1. Mg-Zn系合金(ZK51A,ZK61A)
Znを添加すると、耐食性は良くなる。341℃でZnは8.4mass%固溶し、温度の低下とともに減少し、150℃で1.4mass%となる。引張強さは Znが4mass%付近で最大となり、それ以上添加量が増えても減少する。伸びはZnが2%付近で最大を示す。
Mg-Zn系合金はZnの固溶硬化とMgZnの中間相の析出硬化により強さが増すが、さらに機械的性質を向上させるため、Zr添加により結晶粒微細化を 図る。Mg-Zrは、包晶反応系で、Zrを添加すると、α相中央部にZrに富んだコア組織が形成される。Zr添加による結晶粒微細化効果は、Al、Mnを 含む合金系ではみられない。

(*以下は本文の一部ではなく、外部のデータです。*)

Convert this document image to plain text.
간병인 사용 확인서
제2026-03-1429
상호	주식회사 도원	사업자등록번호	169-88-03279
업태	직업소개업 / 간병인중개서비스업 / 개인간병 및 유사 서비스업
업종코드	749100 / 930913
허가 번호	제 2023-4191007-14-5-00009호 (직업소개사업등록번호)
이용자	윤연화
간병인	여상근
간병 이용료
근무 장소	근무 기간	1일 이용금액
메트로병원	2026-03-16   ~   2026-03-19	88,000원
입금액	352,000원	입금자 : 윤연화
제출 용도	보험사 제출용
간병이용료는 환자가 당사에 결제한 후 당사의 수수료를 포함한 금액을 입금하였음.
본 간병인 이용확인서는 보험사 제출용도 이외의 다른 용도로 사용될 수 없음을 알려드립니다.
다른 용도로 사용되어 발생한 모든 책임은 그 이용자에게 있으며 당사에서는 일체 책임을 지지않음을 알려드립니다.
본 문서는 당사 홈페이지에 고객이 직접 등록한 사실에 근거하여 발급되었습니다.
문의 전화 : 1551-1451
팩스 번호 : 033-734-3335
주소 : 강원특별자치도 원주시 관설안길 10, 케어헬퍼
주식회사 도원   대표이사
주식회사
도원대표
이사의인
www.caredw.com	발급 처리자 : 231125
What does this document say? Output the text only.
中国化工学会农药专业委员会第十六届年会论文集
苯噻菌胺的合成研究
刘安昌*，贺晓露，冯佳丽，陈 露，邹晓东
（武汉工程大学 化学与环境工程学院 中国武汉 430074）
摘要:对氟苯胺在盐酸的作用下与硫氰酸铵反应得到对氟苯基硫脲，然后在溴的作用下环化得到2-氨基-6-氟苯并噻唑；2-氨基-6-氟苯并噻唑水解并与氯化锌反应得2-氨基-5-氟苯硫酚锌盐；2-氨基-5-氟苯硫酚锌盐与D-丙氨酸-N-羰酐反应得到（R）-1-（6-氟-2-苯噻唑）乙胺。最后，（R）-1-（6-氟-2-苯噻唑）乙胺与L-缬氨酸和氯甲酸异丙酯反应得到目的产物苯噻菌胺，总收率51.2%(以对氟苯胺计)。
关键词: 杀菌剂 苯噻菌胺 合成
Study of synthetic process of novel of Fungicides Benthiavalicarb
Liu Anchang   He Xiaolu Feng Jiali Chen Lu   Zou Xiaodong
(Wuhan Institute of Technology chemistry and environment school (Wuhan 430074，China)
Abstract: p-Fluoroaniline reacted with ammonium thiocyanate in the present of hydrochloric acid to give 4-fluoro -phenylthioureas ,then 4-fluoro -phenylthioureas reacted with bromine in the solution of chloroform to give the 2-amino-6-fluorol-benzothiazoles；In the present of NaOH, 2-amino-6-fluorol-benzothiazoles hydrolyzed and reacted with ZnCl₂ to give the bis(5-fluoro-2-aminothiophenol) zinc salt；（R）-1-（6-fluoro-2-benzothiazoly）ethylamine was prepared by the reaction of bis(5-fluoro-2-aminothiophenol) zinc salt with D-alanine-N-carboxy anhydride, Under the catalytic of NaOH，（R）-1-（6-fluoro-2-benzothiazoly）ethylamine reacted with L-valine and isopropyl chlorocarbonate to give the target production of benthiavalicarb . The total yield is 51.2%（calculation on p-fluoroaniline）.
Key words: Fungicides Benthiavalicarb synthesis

ZK61Aは実用鋳造用マグネシウム合金で最大の比強度を持つ合金の一つであり、この合金系は常温での強度と靭性に優れた高力合金である。
2. Mg-希土類元素系合金(EZ33,ZE41,QE22A,WE54A,WE43A)
希土類元素(RE:ミッシュメタルあるいはジジムとして添加、それぞれおもにCeあるいはNd)の添加により、粒界にMg12REがネットワーク状に晶 出する。常温での強度はあまり高くないが、200~250℃での強度が高く、クリープ特性に優れた耐熱用合金である。また、希土類元素の添加は鋳造性を改 善し、耐圧性を向上させる。AgあるいはY添加により、常温および高温での耐力が向上する。

②展伸用マグネシウム合金
展伸用マグネシウム合金の化学組成と機械的性質を表に示す。マグネシウム合金は塑性加工性が劣るため、展伸材の利用は鋳造材に比べ少ない。展伸材はおもにMg-Al-Zn系とMg-Zn-Zr系がある。

1. Mg-Al-Zn系合金(AZ31C,AZ61A,AZ80A)
Alを3%、Znを1%含有するAZ31系は、固溶硬化と加工硬化で強化して、板、管、棒、形材として最も多く使用されている。また、この合金は成形 性、溶接性にも優れている。最近では、Alを6%含有する、AZ61、AM60合金や、これまで鋳造用として使用されてたAZ91合金も使用されはじめて いる。
1. Mg-Zn-Zr系合金(ZK60A)
Zrを微量添加し、結晶粒を微細化して用いる。また、Zr添加により、熱間加工性が向上する。この合金は熱処理により耐力が向上し、耐力/比重の比強度が大きい。